Egal ob es um Multivitamine, Fischölkapseln oder die unzähligen pflanzlichen Nahrungsergänzungsmittel geht: Viele Anwender (und Nicht-Anwender) haben so ihre Zweifel daran, ob diese Supplemente tatsächlich in der angepriesenen Form wirksam sind. Und das völlig zurecht: Nahrungsergänzungsmittel sind keine Arzneimittel, und haben deshalb per se keine medizinische Wirkung. Fast immer sind die beworbenen Gesundheitseffekte nicht belegt.

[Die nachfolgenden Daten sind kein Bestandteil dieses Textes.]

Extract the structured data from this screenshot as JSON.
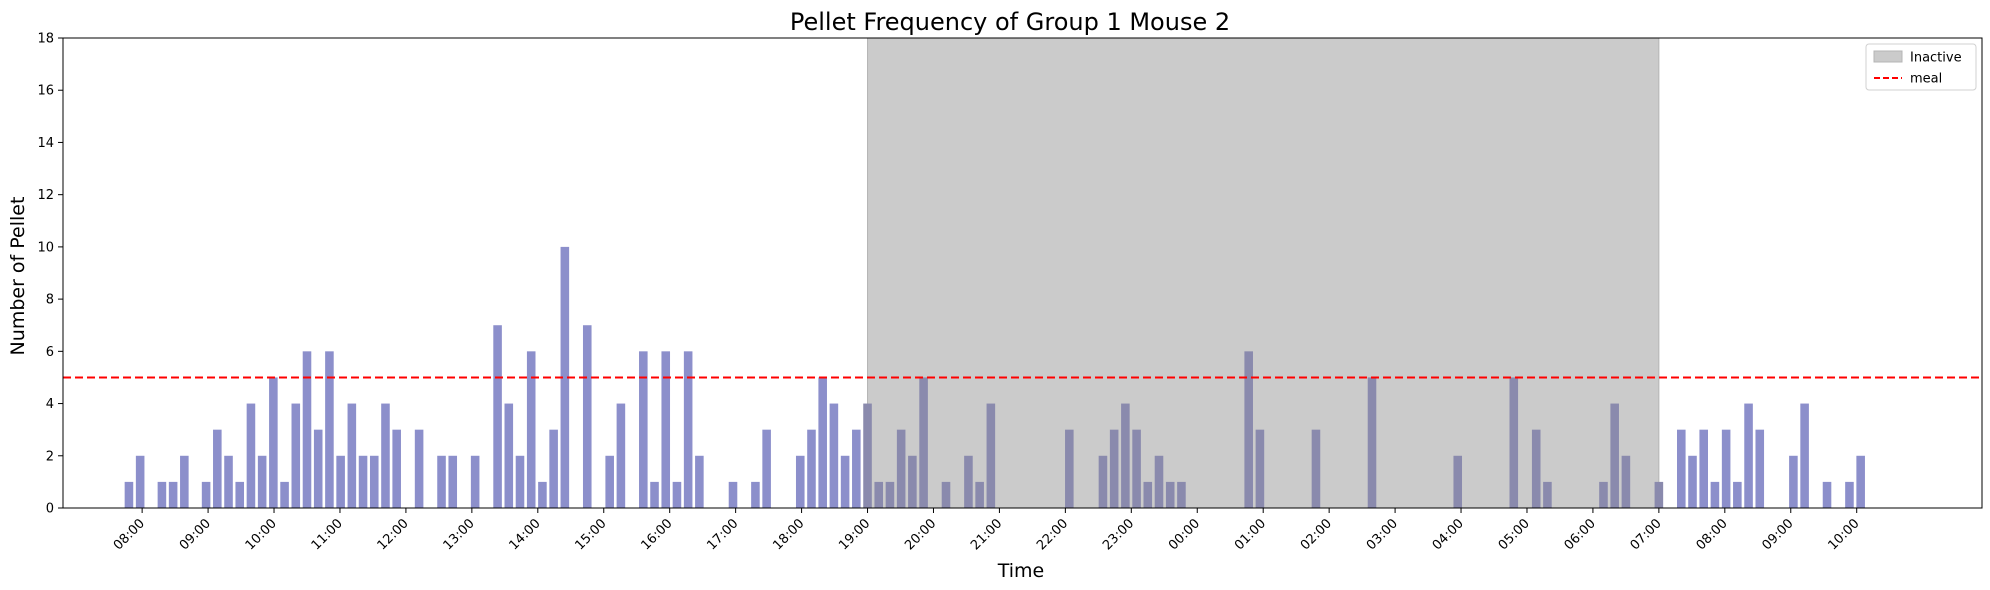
{
  "chart_data": {
    "type": "bar",
    "title": "Pellet Frequency of Group 1 Mouse 2",
    "xlabel": "Time",
    "ylabel": "Number of Pellet",
    "ylim": [
      0,
      18
    ],
    "yticks": [
      0,
      2,
      4,
      6,
      8,
      10,
      12,
      14,
      16,
      18
    ],
    "x_range_hours": [
      6.8,
      35.9
    ],
    "xticks": [
      {
        "hour": 8,
        "label": "08:00"
      },
      {
        "hour": 9,
        "label": "09:00"
      },
      {
        "hour": 10,
        "label": "10:00"
      },
      {
        "hour": 11,
        "label": "11:00"
      },
      {
        "hour": 12,
        "label": "12:00"
      },
      {
        "hour": 13,
        "label": "13:00"
      },
      {
        "hour": 14,
        "label": "14:00"
      },
      {
        "hour": 15,
        "label": "15:00"
      },
      {
        "hour": 16,
        "label": "16:00"
      },
      {
        "hour": 17,
        "label": "17:00"
      },
      {
        "hour": 18,
        "label": "18:00"
      },
      {
        "hour": 19,
        "label": "19:00"
      },
      {
        "hour": 20,
        "label": "20:00"
      },
      {
        "hour": 21,
        "label": "21:00"
      },
      {
        "hour": 22,
        "label": "22:00"
      },
      {
        "hour": 23,
        "label": "23:00"
      },
      {
        "hour": 24,
        "label": "00:00"
      },
      {
        "hour": 25,
        "label": "01:00"
      },
      {
        "hour": 26,
        "label": "02:00"
      },
      {
        "hour": 27,
        "label": "03:00"
      },
      {
        "hour": 28,
        "label": "04:00"
      },
      {
        "hour": 29,
        "label": "05:00"
      },
      {
        "hour": 30,
        "label": "06:00"
      },
      {
        "hour": 31,
        "label": "07:00"
      },
      {
        "hour": 32,
        "label": "08:00"
      },
      {
        "hour": 33,
        "label": "09:00"
      },
      {
        "hour": 34,
        "label": "10:00"
      }
    ],
    "inactive_period_hours": [
      19.0,
      31.0
    ],
    "meal_threshold": 5,
    "series": [
      {
        "name": "pellets",
        "color": "#8c8fcb",
        "bar_width_hours": 0.13,
        "points": [
          [
            7.8,
            1
          ],
          [
            7.97,
            2
          ],
          [
            8.3,
            1
          ],
          [
            8.47,
            1
          ],
          [
            8.64,
            2
          ],
          [
            8.97,
            1
          ],
          [
            9.14,
            3
          ],
          [
            9.31,
            2
          ],
          [
            9.48,
            1
          ],
          [
            9.65,
            4
          ],
          [
            9.82,
            2
          ],
          [
            9.99,
            5
          ],
          [
            10.16,
            1
          ],
          [
            10.33,
            4
          ],
          [
            10.5,
            6
          ],
          [
            10.67,
            3
          ],
          [
            10.84,
            6
          ],
          [
            11.01,
            2
          ],
          [
            11.18,
            4
          ],
          [
            11.35,
            2
          ],
          [
            11.52,
            2
          ],
          [
            11.69,
            4
          ],
          [
            11.86,
            3
          ],
          [
            12.2,
            3
          ],
          [
            12.54,
            2
          ],
          [
            12.71,
            2
          ],
          [
            13.05,
            2
          ],
          [
            13.39,
            7
          ],
          [
            13.56,
            4
          ],
          [
            13.73,
            2
          ],
          [
            13.9,
            6
          ],
          [
            14.07,
            1
          ],
          [
            14.24,
            3
          ],
          [
            14.41,
            10
          ],
          [
            14.75,
            7
          ],
          [
            15.09,
            2
          ],
          [
            15.26,
            4
          ],
          [
            15.6,
            6
          ],
          [
            15.77,
            1
          ],
          [
            15.94,
            6
          ],
          [
            16.11,
            1
          ],
          [
            16.28,
            6
          ],
          [
            16.45,
            2
          ],
          [
            16.96,
            1
          ],
          [
            17.3,
            1
          ],
          [
            17.47,
            3
          ],
          [
            17.98,
            2
          ],
          [
            18.15,
            3
          ],
          [
            18.32,
            5
          ],
          [
            18.49,
            4
          ],
          [
            18.66,
            2
          ],
          [
            18.83,
            3
          ],
          [
            19.0,
            4
          ],
          [
            19.17,
            1
          ],
          [
            19.34,
            1
          ],
          [
            19.51,
            3
          ],
          [
            19.68,
            2
          ],
          [
            19.85,
            5
          ],
          [
            20.19,
            1
          ],
          [
            20.53,
            2
          ],
          [
            20.7,
            1
          ],
          [
            20.87,
            4
          ],
          [
            22.06,
            3
          ],
          [
            22.57,
            2
          ],
          [
            22.74,
            3
          ],
          [
            22.91,
            4
          ],
          [
            23.08,
            3
          ],
          [
            23.25,
            1
          ],
          [
            23.42,
            2
          ],
          [
            23.59,
            1
          ],
          [
            23.76,
            1
          ],
          [
            24.78,
            6
          ],
          [
            24.95,
            3
          ],
          [
            25.8,
            3
          ],
          [
            26.65,
            5
          ],
          [
            27.95,
            2
          ],
          [
            28.8,
            5
          ],
          [
            29.14,
            3
          ],
          [
            29.31,
            1
          ],
          [
            30.16,
            1
          ],
          [
            30.33,
            4
          ],
          [
            30.5,
            2
          ],
          [
            31.0,
            1
          ],
          [
            31.34,
            3
          ],
          [
            31.51,
            2
          ],
          [
            31.68,
            3
          ],
          [
            31.85,
            1
          ],
          [
            32.02,
            3
          ],
          [
            32.19,
            1
          ],
          [
            32.36,
            4
          ],
          [
            32.53,
            3
          ],
          [
            33.04,
            2
          ],
          [
            33.21,
            4
          ],
          [
            33.55,
            1
          ],
          [
            33.89,
            1
          ],
          [
            34.06,
            2
          ]
        ]
      }
    ],
    "legend": {
      "placement": "top-right",
      "entries": [
        {
          "label": "Inactive",
          "style": "patch",
          "color": "#cbcbcb"
        },
        {
          "label": "meal",
          "style": "dashed-line",
          "color": "#ff0000"
        }
      ]
    },
    "grid": false
  }
}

Trotzdem nehmen viele Verbraucher diese Supplemente ein. Denn trotz Zweifeln an der Wirksamkeit denken wohl die Meisten, dass sie ihrer Gesundheit damit zumindest nicht schaden. Doch das kann ein fataler Irrtum sein. In Fachkreisen ist seit Jahren bekannt, dass eigentlich unwirksame Nahrungsergänzungsmittel mit pharmakologisch aktiven Substanzen gepanscht werden, um Effekte zu erzielen. Für den Anwender ist dies nicht ersichtlich: die zugesetzten chemischen Komponenten werden auf den Zutatenlisten nicht genannt.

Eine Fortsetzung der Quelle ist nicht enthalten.